"Bonjour, Je viens de voir ce soir 23 11 envoyé spécial sur france 2. Terrifiant que dans un pays comme la France des étudiantes soit obliger de se prostituer pour pouvoir vivre et suivre des études. Que proposez vous pour tenter de remedier à ceci ?" H. M.
Monsieur,
Votre message nous a interpellés au plus haut point. Les Jeunes Socialistes pour la Rénovation (JSR) se positionnent d’une manière affirmée sur cette douloureuse question.
Conséquence de la paupérisation des étudiants, mais aussi d’une vision de plus en plus consumériste de la société, le phénomène de « prostitution étudiante » passe largement au travers de l’action des services sociaux ou universitaires. Aucune étude sérieuse n’a été menée sur le sujet. Seul le syndicat SUD-Étudiant ose avancer un chiffre. Selon lui, 40 000 étudiants se prostitueraient, des filles à une écrasante majorité, soit près d’un étudiant sur 57.
Les causes de la prostitution sont en général celles d’une double exploitation : celle de l’homme sur la femme et celle du puissant sur le faible. La prostitution n’est pas une fatalité, c’est un fléau qu’il nous faut absolument combattre par tous les moyens selon les principes de liberté et d’égalité qui nous animent.
C’est une étude de la très sérieuse Kingston University, dans le sud-ouest de Londres qui nous permet de prendre conscience que de plus en plus d’étudiantes se prostituent ou travaillent dans l’industrie du sexe pour payer les frais d’inscription de leur université. Selon le sondage réalisé auprès de 130 étudiants, une personne sur dix déclare connaître des étudiantes qui travaillent dans des clubs de strip-tease, des salons de massage ou des agences d’escorte. Quelques 6 % ont de plus admis connaître une étudiante se prostituant. Un chiffre en hausse de 50 % depuis 2000. Selon les promoteurs de cette étude, l’argent serait leur motivation principale alors que les frais d’inscription dans les universités britanniques ont triplé depuis 1998 pour atteindre 4 500 euros en moyenne.
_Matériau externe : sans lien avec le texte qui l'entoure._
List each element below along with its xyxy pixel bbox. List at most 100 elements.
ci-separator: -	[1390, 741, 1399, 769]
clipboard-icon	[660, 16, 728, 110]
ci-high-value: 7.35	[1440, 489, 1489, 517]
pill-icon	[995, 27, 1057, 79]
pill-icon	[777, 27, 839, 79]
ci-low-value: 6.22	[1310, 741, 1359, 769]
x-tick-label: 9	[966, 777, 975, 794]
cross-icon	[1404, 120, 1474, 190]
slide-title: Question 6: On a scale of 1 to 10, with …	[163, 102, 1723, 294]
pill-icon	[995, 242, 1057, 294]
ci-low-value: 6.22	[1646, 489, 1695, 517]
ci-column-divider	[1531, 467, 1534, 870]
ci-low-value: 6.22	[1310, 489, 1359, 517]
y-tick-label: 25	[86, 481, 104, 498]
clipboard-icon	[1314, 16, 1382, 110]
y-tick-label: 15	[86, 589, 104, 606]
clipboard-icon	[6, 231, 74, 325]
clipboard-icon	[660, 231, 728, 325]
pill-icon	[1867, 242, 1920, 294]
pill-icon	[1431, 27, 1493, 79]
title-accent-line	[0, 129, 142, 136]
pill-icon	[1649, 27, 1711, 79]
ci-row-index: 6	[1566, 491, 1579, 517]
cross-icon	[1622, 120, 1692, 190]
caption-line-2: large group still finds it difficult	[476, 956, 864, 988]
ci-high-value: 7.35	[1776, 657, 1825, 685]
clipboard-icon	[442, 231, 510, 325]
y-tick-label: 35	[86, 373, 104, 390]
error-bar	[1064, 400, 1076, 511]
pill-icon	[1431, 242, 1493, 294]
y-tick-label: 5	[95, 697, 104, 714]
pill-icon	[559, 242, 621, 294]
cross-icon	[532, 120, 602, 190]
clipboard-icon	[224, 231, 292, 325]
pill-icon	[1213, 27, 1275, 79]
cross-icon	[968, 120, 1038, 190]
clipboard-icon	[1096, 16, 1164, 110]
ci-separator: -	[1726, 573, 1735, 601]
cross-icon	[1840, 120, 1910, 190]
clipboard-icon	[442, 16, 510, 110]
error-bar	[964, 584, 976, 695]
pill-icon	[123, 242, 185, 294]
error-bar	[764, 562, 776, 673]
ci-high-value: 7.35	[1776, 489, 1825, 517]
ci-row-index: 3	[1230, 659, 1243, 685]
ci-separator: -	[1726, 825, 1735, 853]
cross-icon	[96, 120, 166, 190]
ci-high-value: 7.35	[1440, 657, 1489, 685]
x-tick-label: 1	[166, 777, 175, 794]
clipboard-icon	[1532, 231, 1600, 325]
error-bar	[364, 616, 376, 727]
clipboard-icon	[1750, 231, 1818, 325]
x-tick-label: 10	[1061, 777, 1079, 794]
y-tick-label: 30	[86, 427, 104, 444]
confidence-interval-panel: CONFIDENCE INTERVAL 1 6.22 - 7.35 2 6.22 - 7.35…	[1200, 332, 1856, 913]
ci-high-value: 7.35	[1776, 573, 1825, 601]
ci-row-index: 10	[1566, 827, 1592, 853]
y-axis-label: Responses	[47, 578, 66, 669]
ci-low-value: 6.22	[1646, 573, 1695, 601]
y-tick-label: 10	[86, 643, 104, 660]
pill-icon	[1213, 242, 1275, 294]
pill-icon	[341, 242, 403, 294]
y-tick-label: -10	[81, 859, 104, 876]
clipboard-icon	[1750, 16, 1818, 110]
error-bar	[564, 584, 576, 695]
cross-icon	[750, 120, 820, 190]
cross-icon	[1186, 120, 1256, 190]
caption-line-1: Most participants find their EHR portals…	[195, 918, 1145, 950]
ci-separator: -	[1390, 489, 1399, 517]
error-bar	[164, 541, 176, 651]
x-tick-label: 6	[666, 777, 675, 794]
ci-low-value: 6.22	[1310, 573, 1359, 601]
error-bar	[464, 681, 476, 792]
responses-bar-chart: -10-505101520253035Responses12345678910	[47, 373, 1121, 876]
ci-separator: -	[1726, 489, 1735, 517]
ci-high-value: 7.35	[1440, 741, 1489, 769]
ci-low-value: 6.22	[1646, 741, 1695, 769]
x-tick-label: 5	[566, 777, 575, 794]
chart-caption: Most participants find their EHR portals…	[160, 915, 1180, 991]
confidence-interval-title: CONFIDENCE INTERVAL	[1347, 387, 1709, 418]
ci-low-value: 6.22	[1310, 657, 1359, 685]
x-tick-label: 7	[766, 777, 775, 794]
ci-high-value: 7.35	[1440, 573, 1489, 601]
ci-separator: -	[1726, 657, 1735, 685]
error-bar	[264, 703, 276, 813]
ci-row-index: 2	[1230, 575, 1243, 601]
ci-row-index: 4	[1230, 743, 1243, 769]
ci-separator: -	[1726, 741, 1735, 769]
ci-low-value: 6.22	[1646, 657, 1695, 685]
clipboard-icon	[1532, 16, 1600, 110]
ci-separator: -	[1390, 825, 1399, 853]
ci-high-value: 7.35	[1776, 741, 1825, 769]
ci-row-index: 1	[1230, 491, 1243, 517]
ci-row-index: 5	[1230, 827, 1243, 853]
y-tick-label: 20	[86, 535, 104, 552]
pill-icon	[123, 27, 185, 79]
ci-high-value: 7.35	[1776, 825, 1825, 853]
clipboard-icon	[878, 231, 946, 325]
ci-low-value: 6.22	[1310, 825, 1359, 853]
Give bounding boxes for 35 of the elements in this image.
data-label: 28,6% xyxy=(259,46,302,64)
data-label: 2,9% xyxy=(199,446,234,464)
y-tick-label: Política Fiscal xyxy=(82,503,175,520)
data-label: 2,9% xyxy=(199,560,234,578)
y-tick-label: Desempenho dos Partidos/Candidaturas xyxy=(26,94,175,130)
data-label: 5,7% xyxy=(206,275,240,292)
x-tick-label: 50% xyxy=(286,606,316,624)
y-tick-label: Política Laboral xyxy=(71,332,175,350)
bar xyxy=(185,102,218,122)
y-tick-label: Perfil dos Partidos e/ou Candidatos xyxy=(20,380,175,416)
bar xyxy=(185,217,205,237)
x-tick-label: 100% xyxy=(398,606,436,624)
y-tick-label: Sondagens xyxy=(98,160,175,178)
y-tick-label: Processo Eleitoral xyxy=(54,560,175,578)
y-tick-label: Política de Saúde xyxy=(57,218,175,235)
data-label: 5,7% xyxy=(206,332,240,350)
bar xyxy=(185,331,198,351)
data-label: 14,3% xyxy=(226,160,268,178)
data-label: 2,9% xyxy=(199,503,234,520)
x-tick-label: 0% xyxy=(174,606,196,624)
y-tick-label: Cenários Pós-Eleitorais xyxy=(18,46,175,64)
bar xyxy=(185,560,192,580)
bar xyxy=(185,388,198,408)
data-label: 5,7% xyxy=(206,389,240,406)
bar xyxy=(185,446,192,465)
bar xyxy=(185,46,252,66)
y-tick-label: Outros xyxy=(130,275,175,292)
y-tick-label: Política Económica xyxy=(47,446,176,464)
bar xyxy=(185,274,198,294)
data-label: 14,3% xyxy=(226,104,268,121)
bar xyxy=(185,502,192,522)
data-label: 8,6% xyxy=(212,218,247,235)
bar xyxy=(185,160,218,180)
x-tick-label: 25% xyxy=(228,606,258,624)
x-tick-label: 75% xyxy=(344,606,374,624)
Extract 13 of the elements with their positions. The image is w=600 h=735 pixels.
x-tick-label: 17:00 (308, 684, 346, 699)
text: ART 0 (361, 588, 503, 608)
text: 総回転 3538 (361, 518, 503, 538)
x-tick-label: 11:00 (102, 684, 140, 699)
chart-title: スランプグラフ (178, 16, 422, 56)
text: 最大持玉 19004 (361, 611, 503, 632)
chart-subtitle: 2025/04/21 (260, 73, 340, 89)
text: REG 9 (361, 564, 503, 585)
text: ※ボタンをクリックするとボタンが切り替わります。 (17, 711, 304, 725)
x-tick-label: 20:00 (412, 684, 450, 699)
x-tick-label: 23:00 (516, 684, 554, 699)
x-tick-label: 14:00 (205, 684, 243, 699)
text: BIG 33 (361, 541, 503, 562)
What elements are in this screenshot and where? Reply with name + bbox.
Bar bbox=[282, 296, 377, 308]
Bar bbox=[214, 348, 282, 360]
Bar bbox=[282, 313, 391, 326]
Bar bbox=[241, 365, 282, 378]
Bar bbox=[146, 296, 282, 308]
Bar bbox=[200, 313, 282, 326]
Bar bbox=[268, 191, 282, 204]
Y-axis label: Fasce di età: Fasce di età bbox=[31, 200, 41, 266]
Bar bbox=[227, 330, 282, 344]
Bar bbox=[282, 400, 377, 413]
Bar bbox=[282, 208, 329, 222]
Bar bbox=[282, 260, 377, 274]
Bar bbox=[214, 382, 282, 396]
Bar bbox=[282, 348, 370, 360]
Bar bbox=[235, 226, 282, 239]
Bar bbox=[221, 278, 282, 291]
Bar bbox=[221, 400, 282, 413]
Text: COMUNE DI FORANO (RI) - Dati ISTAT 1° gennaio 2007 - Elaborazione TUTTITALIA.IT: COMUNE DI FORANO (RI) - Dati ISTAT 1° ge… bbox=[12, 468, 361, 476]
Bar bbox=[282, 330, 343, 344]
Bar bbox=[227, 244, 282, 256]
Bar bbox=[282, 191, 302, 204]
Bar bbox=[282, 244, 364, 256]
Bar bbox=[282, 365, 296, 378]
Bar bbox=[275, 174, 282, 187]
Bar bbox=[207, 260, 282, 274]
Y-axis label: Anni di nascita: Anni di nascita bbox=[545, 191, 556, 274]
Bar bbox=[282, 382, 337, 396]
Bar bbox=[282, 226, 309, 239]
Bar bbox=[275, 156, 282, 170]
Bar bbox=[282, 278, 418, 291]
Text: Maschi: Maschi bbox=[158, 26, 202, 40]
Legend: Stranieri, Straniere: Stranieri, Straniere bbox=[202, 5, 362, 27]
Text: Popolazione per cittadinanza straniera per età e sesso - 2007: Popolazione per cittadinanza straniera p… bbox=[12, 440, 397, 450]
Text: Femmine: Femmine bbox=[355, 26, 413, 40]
Le phénomène serait également très répandu au Japon, pays où le coût des études se révèle être l’un des plus élevés du monde, mais aussi en Europe de l’Est. En Pologne, la presse a tiré la sonnette d’alarme devant la recrudescence des activités de « sponsoring. »
Loin d’épargner la France, le phénomène s’en est trouvé accentué par les directives de M. Nicolas Sarkozy. Si le « racolage » est aujourd’hui sévèrement puni, il n’a eu pour conséquence principale que de déplacer les zones de prostitution vers la périphérie des villes, dans des lieux de passage ou de transit, à l’abri des regards bien-pensants et des autorités, alors que la majorité des subventions accordées aux associations de réinsertion sociale ou d’accompagnement des prostituées ont été en même temps supprimées.
Les solutions existent cependant. Il est inadmissible qu’un étudiant sur trois en France se situe sous le seuil de pauvreté. En marge du phénomène particulier qu’est l’activité de prostitution, les étudiants se trouvent obligés de travailler pour financer leurs études.
Le Parti socialiste a depuis longtemps attiré l’attention sur cette paupérisation des étudiants. La proposition faite en 2002 par le gouvernement Jospin de pourvoir chaque étudiant d’une Allocation autonomie en plus d’une augmentation des bourses sur critères sociaux a vite été enterrée par la Droite alors au pouvoir.
Le projet socialiste reprend ce point avec sérieux et propose concrètement le lancement du programme d’entrée dans la vie active (EVA) reposant sur une allocation autonomie dans le cadre des études et d’une recherche d’emploi. De même je vous rappelle les propos de Mme Ségolène Royal insistant sur la rémunération des stagiaires et la réglementation de leur encadrement. En plus d’une suppression de toutes les mesures cadres des gouvernements Raffarin - Villepin (CNE notamment) qui aggravent la pauvreté et maintiennent dans un état de dépendance les jeunes en formation ou en passe d’entrer dans la vie active.
Vous vous rendez bien compte que le problème épineux de la prostitution dans le milieu étudiant est un terrible indicateur marquant une paupérisation, une descente dans la misère des plus fragiles de notre société auxquels appartiennent les étudiants dans leur majorité. Pour le traiter nous réaffirmons que l’essentiel est d’assurer pour tous les jeunes de notre pays le socle d’une formation d’excellence couplé aux plus élémentaires garanties sociales et financières.